Bovine luteal cells from days 6–10 and 11–15 of the estrous cycle were exposed (6 h) to factors that support or disrupt steroidogenesis. The expression of bcl-2 and bax and level of active caspase-3 in cells was measured. Progesterone (P4) increased ( P < 0.01) while staurosporine decreased ( P < 0.01– P < 0.001) bcl-2 expression at both stages of the estrous cycle studied. In cells from 11–15 days of the estrous cycle expression of bcl-2 was stimulated ( P < 0.05) by prostaglandin (PG)E 2 and inhibited ( P < 0.01) by 3,3′,4,4′-tertrachlorobiphenyl (PCB)-77. Treatment with aminoglutethimide (blocker of cytochrome P450scc; 1.5 × 10 −4 M), nitric oxide donor (spermine NONOate), and staurosporine increased bax expression in cells collected from both experimental periods. The influence of these factors was greater in cells from days 11–15 ( P < 0.001) than by cells on days 6–10 ( P < 0.05) of the estrous cycle. PCB-77 stimulated expression of bax in cells from 11–15 days of cycle ( P < 0.01) only. Treatment of luteal cells with P 4 and PGE 2 for 24 h decreased ( P < 0.05) level of active caspase-3 while aminoglutethimide ( P < 0.05), spermine NONOate ( P < 0.05), and staurosporine ( P < 0.001) increased caspase-3 activity in the cells.

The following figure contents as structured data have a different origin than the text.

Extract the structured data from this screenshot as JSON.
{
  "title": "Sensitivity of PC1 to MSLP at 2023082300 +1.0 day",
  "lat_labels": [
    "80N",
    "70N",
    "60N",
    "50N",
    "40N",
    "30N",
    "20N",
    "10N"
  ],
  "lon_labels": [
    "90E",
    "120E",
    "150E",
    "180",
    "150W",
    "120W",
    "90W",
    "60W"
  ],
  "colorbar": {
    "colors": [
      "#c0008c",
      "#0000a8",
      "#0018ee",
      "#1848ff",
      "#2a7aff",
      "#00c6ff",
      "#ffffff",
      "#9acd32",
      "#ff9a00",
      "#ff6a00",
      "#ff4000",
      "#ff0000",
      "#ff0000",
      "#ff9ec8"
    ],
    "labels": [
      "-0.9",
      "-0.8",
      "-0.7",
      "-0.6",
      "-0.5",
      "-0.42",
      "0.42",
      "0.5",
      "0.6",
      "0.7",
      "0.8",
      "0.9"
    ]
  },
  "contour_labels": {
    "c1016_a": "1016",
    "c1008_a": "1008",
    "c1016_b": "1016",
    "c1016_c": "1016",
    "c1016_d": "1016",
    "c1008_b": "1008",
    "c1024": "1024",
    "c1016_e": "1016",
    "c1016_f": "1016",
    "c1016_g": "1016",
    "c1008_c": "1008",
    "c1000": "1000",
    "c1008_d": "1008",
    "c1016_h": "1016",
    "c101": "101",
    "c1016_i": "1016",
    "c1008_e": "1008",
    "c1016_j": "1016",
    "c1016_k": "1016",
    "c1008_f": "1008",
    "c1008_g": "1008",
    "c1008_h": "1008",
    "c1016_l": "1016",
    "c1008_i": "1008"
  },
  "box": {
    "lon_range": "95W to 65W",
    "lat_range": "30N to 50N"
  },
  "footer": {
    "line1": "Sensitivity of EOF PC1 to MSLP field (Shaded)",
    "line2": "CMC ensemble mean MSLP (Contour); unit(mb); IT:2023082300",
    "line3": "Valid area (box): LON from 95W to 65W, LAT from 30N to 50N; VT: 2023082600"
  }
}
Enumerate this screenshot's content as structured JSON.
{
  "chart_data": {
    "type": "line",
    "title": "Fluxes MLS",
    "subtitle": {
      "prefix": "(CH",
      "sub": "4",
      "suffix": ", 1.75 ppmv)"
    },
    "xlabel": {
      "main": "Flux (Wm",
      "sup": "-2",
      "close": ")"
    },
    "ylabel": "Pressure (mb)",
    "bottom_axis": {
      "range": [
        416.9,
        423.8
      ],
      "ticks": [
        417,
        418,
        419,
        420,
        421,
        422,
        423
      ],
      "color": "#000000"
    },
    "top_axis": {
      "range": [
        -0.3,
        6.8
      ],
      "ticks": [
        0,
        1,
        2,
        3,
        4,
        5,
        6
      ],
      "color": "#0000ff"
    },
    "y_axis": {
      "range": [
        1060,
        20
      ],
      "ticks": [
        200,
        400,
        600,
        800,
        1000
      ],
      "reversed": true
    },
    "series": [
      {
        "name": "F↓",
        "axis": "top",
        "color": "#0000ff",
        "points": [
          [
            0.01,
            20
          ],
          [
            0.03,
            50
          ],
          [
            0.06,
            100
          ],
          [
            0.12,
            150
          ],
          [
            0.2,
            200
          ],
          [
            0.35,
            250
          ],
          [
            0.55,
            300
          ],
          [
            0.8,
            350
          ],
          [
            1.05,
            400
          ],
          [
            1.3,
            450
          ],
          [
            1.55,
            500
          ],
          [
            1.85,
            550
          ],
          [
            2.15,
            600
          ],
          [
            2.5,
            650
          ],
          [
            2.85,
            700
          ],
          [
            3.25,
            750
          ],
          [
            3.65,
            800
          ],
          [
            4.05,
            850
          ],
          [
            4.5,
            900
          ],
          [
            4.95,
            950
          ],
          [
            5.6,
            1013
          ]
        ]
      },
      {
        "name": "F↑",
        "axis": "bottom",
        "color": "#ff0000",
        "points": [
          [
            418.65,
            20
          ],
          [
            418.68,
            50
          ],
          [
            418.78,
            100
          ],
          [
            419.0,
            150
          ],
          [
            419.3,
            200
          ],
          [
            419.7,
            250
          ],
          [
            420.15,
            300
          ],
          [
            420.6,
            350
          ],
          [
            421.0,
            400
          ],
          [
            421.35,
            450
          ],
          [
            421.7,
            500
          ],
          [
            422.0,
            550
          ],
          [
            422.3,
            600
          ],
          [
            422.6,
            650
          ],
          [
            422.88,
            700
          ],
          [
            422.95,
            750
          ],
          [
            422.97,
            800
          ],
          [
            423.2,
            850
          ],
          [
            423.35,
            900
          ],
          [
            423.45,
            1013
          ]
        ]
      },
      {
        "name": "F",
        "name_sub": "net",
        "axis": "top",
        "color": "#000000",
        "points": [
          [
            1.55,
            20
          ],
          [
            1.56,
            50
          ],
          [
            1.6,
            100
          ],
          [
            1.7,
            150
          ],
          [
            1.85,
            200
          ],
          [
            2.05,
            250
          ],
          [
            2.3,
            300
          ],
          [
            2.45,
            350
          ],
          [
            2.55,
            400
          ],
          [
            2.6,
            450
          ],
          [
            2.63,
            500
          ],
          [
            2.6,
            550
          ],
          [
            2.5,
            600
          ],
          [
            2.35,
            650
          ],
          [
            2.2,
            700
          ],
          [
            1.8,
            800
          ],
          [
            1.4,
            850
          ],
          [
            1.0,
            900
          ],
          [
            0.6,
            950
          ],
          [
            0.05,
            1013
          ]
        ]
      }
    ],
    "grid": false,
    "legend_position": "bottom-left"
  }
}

Moreover, P4 decreased ( P < 0.05) while staurosporine increased ( P < 0.01) the ratio of bax/bcl-2 at both stages of the cycle. Aminoglutethimide, spermine NONOate and PCB increased (0 < 0.05) this ratio in cells on days 11–15 of the cycle. These results suggest that P4 concentrations in luteal cells protects against apoptosis, while disruption of steroidogenesis and reduced ability of luteal cells to produce P4 can induce cell death.